Eine Zusammenschau aller maßgeblichen Umstände zeigt, daß die Gemeindevereinigung, wie sie im Jahre 1971 vorgenommen wurde, zahlreiche Nachteile für die betroffene Bevölkerung gebracht, jedoch keine nennenswerten Vorteile für sie bewirkt hat. Zwischen den einzelnen Ortsteilen, die vor allem infolge der gebirgigen Lage verkehrsmäßig äußerst ungünstig untereinander verbunden sind, bestanden keine historisch gewachsenen Beziehungen (wie sie in anderen Gebirgsgegenden Österreichs zwischen einzelnen - obgleich auch weit voneinander entfernten - Ortsteilen vorhanden sind).

Eine Änderung der Gemeindestruktur muß, um sachlich gerechtfertigt zu sein, insgesamt gesehen eine Verbesserung mit sich bringen. Davon kann hier aber keine Rede sein.

Die Nö. Landesregierung bringt vor, daß ein für die tatsächliche Entwicklung nach der verfügten Gemeindezusammenlegung maßgeblicher Zeitraum von etwa zehn Jahren nicht ausreiche, um ein Kriterium für die Lösung der Frage zu bilden, ob die vom Gesetzgeber getroffene Prognose vertretbar war (vgl. hiezu , Punkt III.2.).

Mit dieser Argumentation räumt die Nö. Landesregierung ein, daß die Bedenken des VfGH zutreffen, daß nämlich die Gemeindevereinigung insgesamt gesehen bisher nur nachteilig wirkte. Wenn die Nö. Landesregierung offenbar auf eine von ihr erwartete positive Entwicklung in den nächsten Generationen hinweisen will, verkennt sie, daß für die Beurteilung der Sachlichkeit des KStrVG 1971 die nach seiner Erlassung eingetretene Entwicklung nur ein Indiz ist. Die nicht näher untermauerte und konkretisierte Annahme, daß sich künftig nun möglicherweise doch noch etwas zum Besseren wenden könnte, ist untauglich, die Sinnhaftigkeit der im Jahre 1971 getroffenen Prognose darzutun.

Zusammenfassend ist festzuhalten, daß der Gesetzgeber des Jahres 1971 eine sachlich nicht begründbare Verfügung getroffen hat. § 3 Abs 15 Z 3 KStrVG 1971 widerspricht sohin dem Gleichheitsgebot.

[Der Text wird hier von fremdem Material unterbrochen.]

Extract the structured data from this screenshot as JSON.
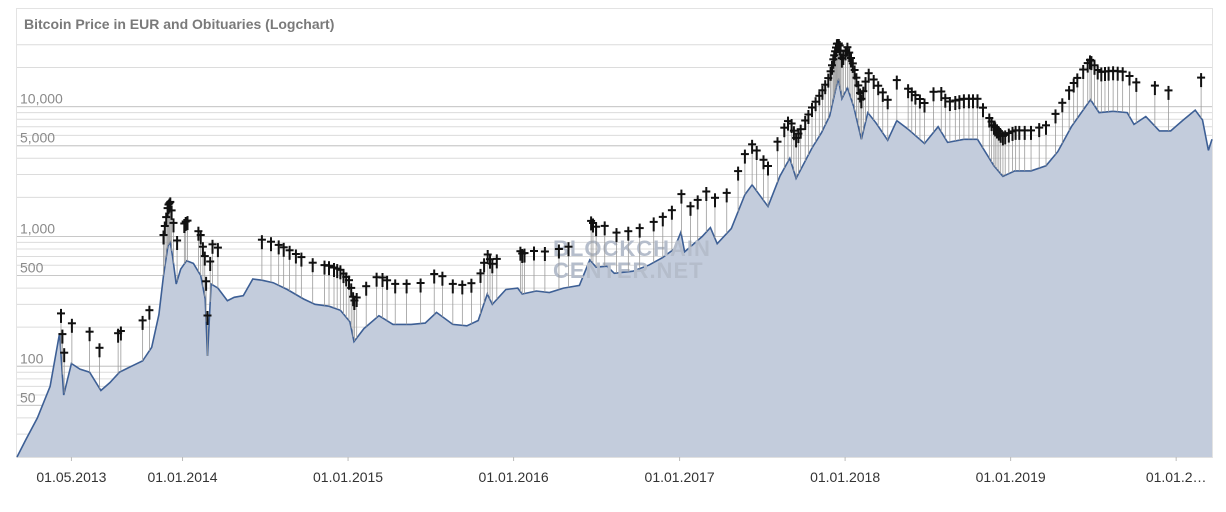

3. Durch ArtII Z 18 des Nö. Landesgesetzes vom , LGBl. 1030-7 (ausgenommen am , Jahrgang 1981, 119. Stück), wurde das Nö. KStrVG 1971, LGBl. Nr. 264, idF LGBl. 1450-2, 1450-3, 1450-4 und 1450-5 aufgehoben.

Die in Prüfung gezogene Gesetzesbestimmung ist sohin bereits außer Kraft getreten. Der VfGH hatte daher gemäß Art 140 Abs 4 B-VG auszusprechen, daß § 3 Abs 15 Z 3 KStrVG verfassungswidrig war.

Bei einer solchen Festellung kommt eine - von der Nö. Landesregierung beantragte - Bestimmung einer Frist iS des Art 140 Abs 5 vorletzter und letzter Satz B-VG nicht in Betracht.

4. Die Verpflichtung des Landeshauptmannes von NÖ zur unverzüglichen Kundmachung diese Ausspruches stützt sich auf Art 140 Abs 5 erster und zweiter Satz B-VG.